First let’s consider the result of rolling one 8-sided die. Let’s say the result is U. U has a “discrete uniform distribution” (see Uniform distribution (discrete) - Wikipedia, the free encyclopedia) so its mean is (1+8)/2 = 4.5 and its variance is (8^2 – 1) / 12 = 5.25.
Julie’s roll, say J, is the sum of 4 of the U random variables, so the mean of J is 4 * 4.5 = 18 and its variance is 4 * 5.25 = 21.
Hasish’s roll, say H, is the sum of 3 of the U random variables, so the mean of H is 3 * 4.5 = 13.5 and its variance is 3 * 5.25 = 15.75.
Define Y = J-H. We are interested in Pr(Y > 0). The exact distribution of Y is hard to work with, so let’s try a normal approximation. This seems reasonable because Y is the sum of several independent random variables (the U’s or their negatives). We know the mean of Y is 18 – 13.5 = 4.5 and its variance is 21 + 15.75 = 36.75, so its standard deviation is sqrt(36.75) = 6.06. Define Z = (Y – 4.5) / 6.06; then Z has mean 0 and standard deviation 1, so if we assume Z has a normal distribution (it doesn’t really, but it’s close) then we can look up the cumulative distribution in a table. Here we use a little trick to improve the accuracy of the approximation: we want to know Pr(Y>0), which is the same as Pr(Z > -4.5/6.06). But the distribution of Y is discrete and the distribution of Z is continuous, so let’s consider Pr(Y > 0.5) instead. This trick is so common that it has a name, the “correction for continuity”. Pr(Y > 0.5) = Pr(Z > -4.0/6.06 = -0.660), and looking up the cumulative normal distribution in a table we find this probability is 0.745. That’s the answer to your problem, approximately.

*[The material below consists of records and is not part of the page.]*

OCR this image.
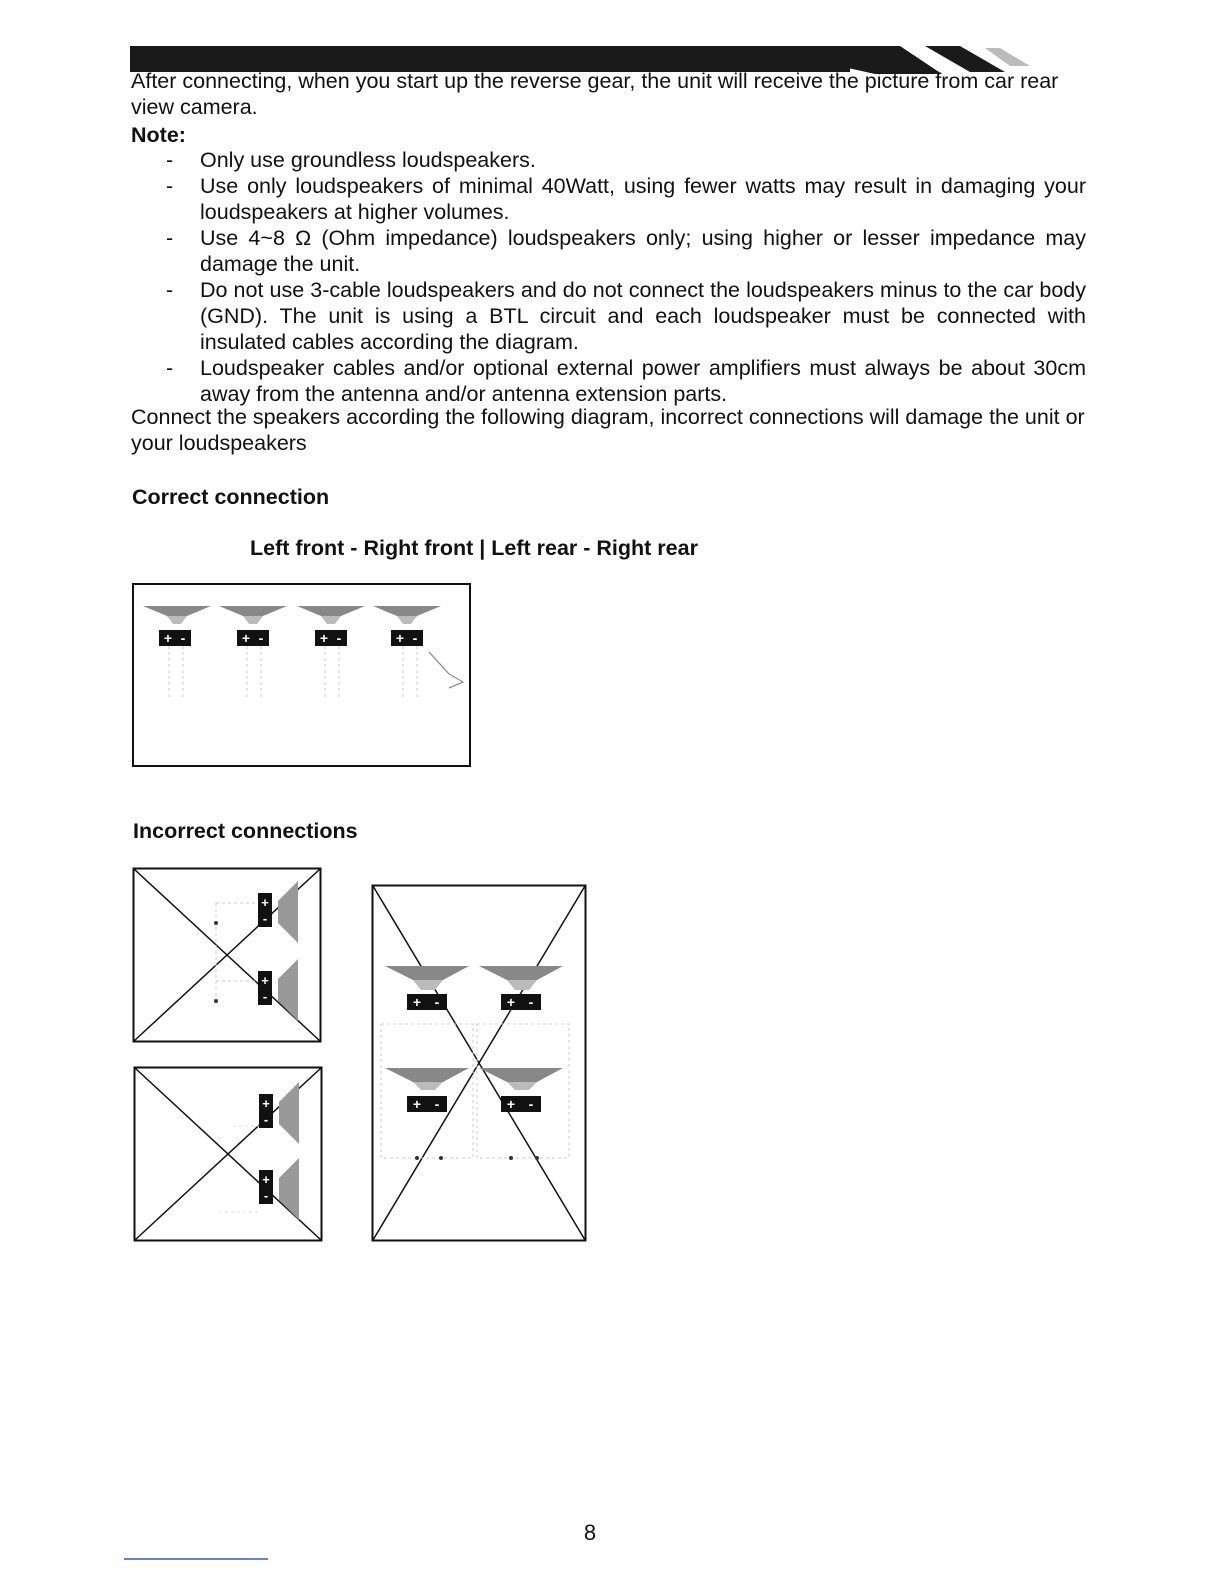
After connecting, when you start up the reverse gear, the unit will receive the picture from car rear view camera.

Note:
- Only use groundless loudspeakers.
- Use only loudspeakers of minimal 40Watt, using fewer watts may result in damaging your loudspeakers at higher volumes.
- Use 4~8 Ω (Ohm impedance) loudspeakers only; using higher or lesser impedance may damage the unit.
- Do not use 3-cable loudspeakers and do not connect the loudspeakers minus to the car body (GND). The unit is using a BTL circuit and each loudspeaker must be connected with insulated cables according the diagram.
- Loudspeaker cables and/or optional external power amplifiers must always be about 30cm away from the antenna and/or antenna extension parts.

Connect the speakers according the following diagram, incorrect connections will damage the unit or your loudspeakers

Correct connection
Left front - Right front | Left rear - Right rear
+ -	+ -	+ -	+ -
Incorrect connections
+
-
+
-
+
-
+
-
+ -	+ -
+ -	+ -
8
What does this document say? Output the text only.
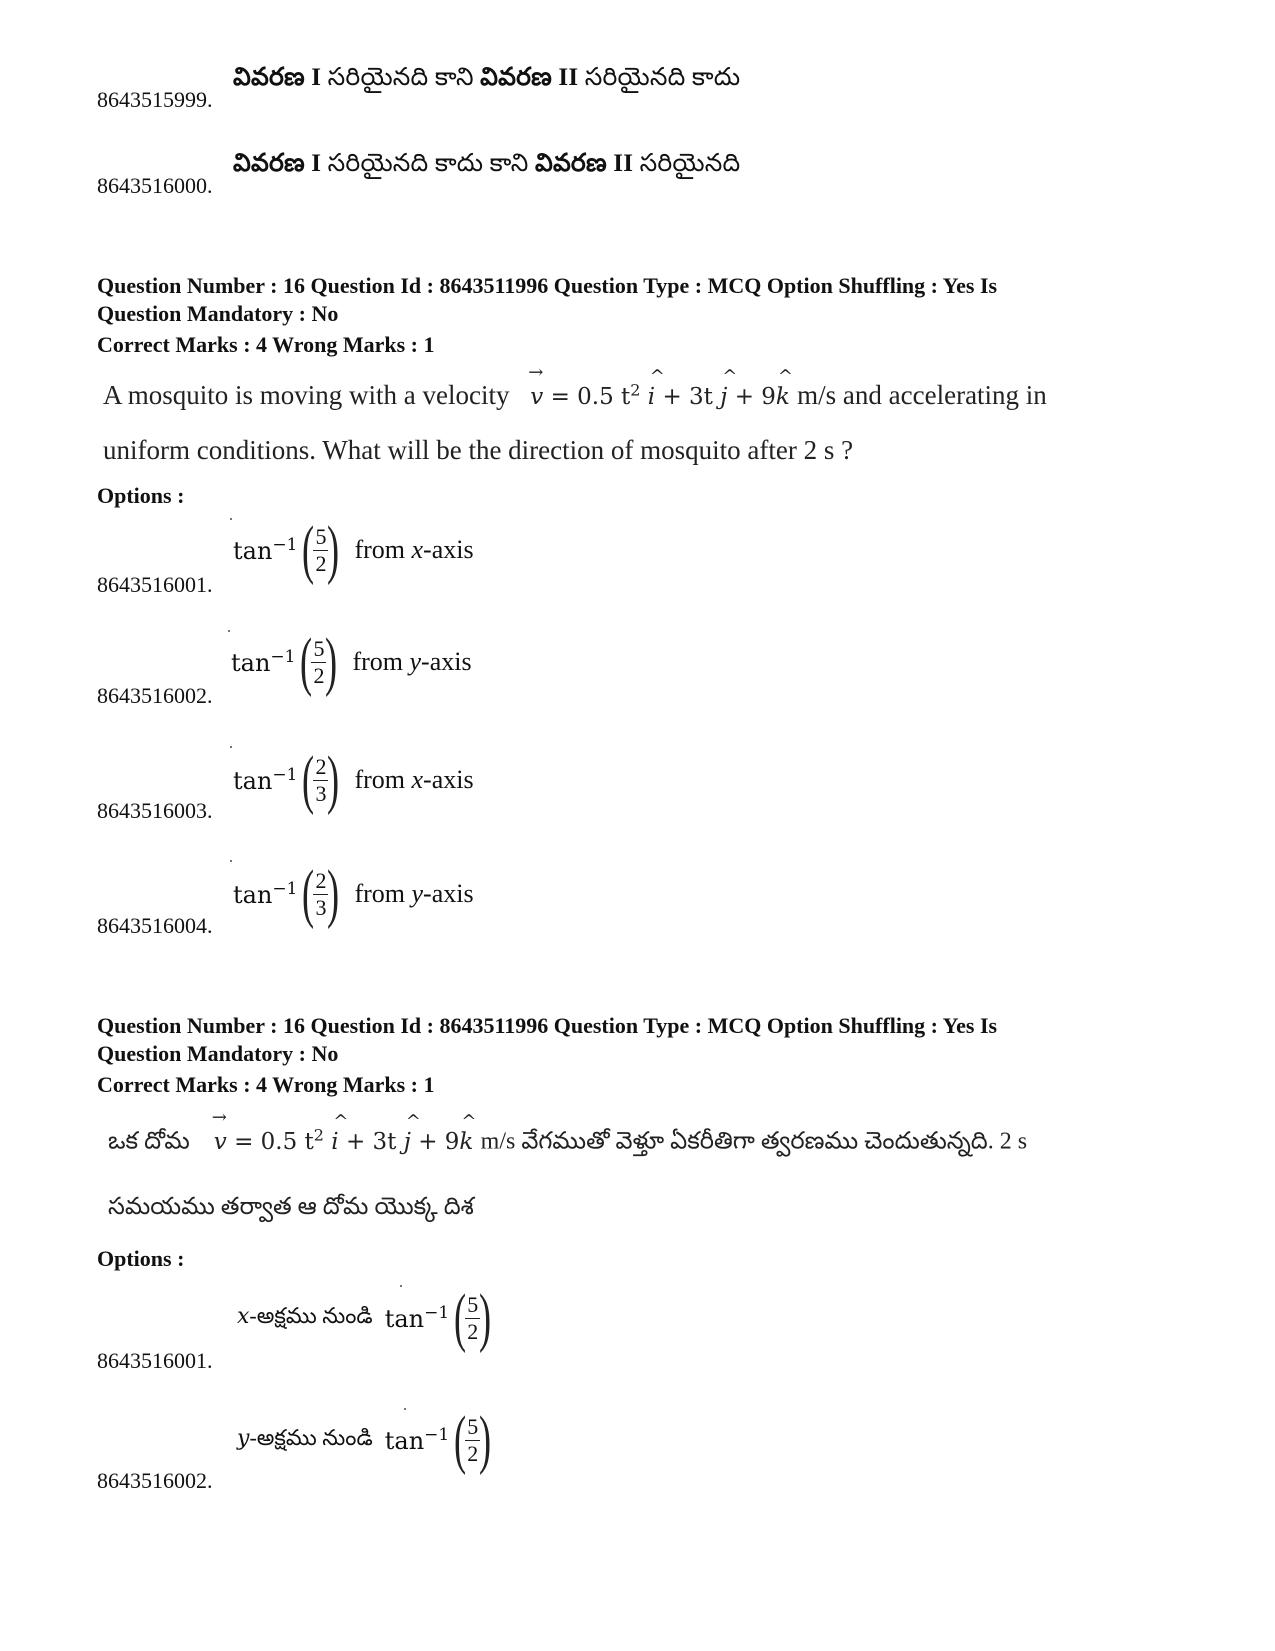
వివరణ I సరియైనది కాని వివరణ II సరియైనది కాదు
8643515999.
వివరణ I సరియైనది కాదు కాని వివరణ II సరియైనది
8643516000.
Question Number : 16 Question Id : 8643511996 Question Type : MCQ Option Shuffling : Yes Is
Question Mandatory : No
Correct Marks : 4 Wrong Marks : 1
A mosquito is moving with a velocity → v = 0.5 $t^2$ ^ i + 3t ^ j + 9^ k m/s and accelerating in
uniform conditions. What will be the direction of mosquito after 2 s ?
Options :
$\tan^{-1}$ ( 5
2 ) from x-axis
8643516001.
$\tan^{-1}$ ( 5
2 ) from y-axis
8643516002.
$\tan^{-1}$ ( 2
3 ) from x-axis
8643516003.
$\tan^{-1}$ ( 2
3 ) from y-axis
8643516004.
Question Number : 16 Question Id : 8643511996 Question Type : MCQ Option Shuffling : Yes Is
Question Mandatory : No
Correct Marks : 4 Wrong Marks : 1
ఒక దోమ → v = 0.5 $t^2$ ^ i + 3t ^ j + 9^ k m/s వేగముతో వెళ్తూ ఏకరీతిగా త్వరణము చెందుతున్నది. 2 s
సమయము తర్వాత ఆ దోమ యొక్క దిశ
Options :
x-అక్షము నుండి $\tan^{-1}$ ( 5
2 )
8643516001.
y-అక్షము నుండి $\tan^{-1}$ ( 5
2 )
8643516002.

You might ask how accurate is the approximation. I used more advanced methods involving generating functions to find the exact distribution of Y and found that Pr(Y>0) = 1,554,908 / 8^7, which is about 0.7414. This would have been very tedious and time-consuming to find except that I used a computer algebra system to do the hard work. So in this case the normal approximation is pretty good, with a relative error of only about 0.5%.